Er riss die Axt aus dem Block, in dem sie steckte, und ließ sie auf einen der unbehauenen Holzstämme niedersausen, dass die Splitter nur so flogen. Hinter ihm lag eine schlaflose Nacht. Daran war nicht nur sein neugeborener Neffe schuld. Jedes Mal, wenn er die Augen schloss, hatte er Lydia vor sich gesehen – Sarah – oder wie sie auch heißen mochte.
Vom Grübeln schwirrte ihm der Kopf. Warum hatte sie ihren eigenen Tod vorgetäuscht und war hierher nach Miner’s Gulch entschwunden? Wieso war sie in Panik geraten, als er sie erkannt hatte?

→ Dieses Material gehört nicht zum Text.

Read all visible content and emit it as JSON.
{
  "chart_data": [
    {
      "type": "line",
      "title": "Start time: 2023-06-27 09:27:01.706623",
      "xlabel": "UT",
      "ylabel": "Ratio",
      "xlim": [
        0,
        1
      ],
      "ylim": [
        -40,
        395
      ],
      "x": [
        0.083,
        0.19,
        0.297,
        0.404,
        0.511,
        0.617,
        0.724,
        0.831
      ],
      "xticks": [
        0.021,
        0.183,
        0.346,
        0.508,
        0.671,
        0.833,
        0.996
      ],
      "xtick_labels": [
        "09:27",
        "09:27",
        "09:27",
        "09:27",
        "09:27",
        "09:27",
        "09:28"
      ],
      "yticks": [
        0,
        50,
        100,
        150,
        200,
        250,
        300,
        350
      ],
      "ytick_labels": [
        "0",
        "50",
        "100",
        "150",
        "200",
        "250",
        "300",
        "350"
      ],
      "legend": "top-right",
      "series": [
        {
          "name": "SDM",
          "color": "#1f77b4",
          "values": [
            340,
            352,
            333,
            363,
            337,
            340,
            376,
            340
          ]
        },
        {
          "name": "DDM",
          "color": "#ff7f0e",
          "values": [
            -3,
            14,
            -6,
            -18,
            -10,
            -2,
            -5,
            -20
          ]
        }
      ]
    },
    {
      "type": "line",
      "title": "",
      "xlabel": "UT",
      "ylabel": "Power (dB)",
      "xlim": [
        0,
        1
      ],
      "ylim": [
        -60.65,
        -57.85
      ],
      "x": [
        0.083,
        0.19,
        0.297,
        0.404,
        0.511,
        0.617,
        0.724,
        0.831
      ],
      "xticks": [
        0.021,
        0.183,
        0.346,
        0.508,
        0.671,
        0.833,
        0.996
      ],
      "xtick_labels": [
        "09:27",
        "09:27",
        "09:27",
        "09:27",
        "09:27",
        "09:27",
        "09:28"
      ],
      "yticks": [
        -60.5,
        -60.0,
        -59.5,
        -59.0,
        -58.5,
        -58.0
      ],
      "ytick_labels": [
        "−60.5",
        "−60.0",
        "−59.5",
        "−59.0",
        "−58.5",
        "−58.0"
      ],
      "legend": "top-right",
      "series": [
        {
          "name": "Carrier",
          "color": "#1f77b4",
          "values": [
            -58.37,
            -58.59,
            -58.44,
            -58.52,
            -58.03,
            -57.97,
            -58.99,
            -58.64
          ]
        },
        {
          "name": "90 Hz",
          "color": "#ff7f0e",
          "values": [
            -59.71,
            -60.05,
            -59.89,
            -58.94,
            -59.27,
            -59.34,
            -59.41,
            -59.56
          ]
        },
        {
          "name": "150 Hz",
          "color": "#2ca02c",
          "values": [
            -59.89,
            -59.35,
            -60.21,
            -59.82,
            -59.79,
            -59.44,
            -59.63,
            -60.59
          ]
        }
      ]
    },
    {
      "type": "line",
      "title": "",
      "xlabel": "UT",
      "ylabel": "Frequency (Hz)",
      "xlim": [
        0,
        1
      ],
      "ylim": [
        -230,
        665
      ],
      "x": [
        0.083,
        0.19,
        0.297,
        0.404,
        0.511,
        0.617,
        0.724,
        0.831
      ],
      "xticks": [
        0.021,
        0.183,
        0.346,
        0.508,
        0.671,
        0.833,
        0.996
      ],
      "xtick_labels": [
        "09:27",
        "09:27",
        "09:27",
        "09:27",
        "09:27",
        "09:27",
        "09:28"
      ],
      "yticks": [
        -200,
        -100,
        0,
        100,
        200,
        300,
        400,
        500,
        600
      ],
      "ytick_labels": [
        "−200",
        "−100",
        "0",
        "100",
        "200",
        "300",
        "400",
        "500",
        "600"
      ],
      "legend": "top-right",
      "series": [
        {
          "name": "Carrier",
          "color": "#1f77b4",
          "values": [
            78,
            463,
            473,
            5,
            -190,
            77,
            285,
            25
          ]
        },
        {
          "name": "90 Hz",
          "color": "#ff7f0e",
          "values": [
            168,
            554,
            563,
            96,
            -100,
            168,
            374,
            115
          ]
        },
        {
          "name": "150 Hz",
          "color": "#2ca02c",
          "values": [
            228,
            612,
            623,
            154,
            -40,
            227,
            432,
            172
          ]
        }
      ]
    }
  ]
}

Daraus ließ sich nur ein Schluss ziehen, und der machte ihn krank. Sie hatte als Spionin gearbeitet! Mit Kriegsbeginn war die charmante Witwe Taggert in Richmond aufgetaucht, bei seinem Ende „gestorben“. Die Bediensteten, die ihm von ihrem Tod berichtet hatten, hatten mit ihr offenbar unter einer Decke gesteckt. Die jungen Offiziere, die ihre Empfänge besuchten, waren ihre naiven Opfer gewesen – auch Virgil …
Lydia. Im Geiste sagte er jedes Mal ihren Namen, wenn die Axt aufs Holz niedersauste. Er hätte es erkennen müssen, dass sie eine Spionin war. Dann könnte Virgil noch am Leben sein. Ihm selbst wären zwei höllische Jahre im Camp Douglas erspart geblieben.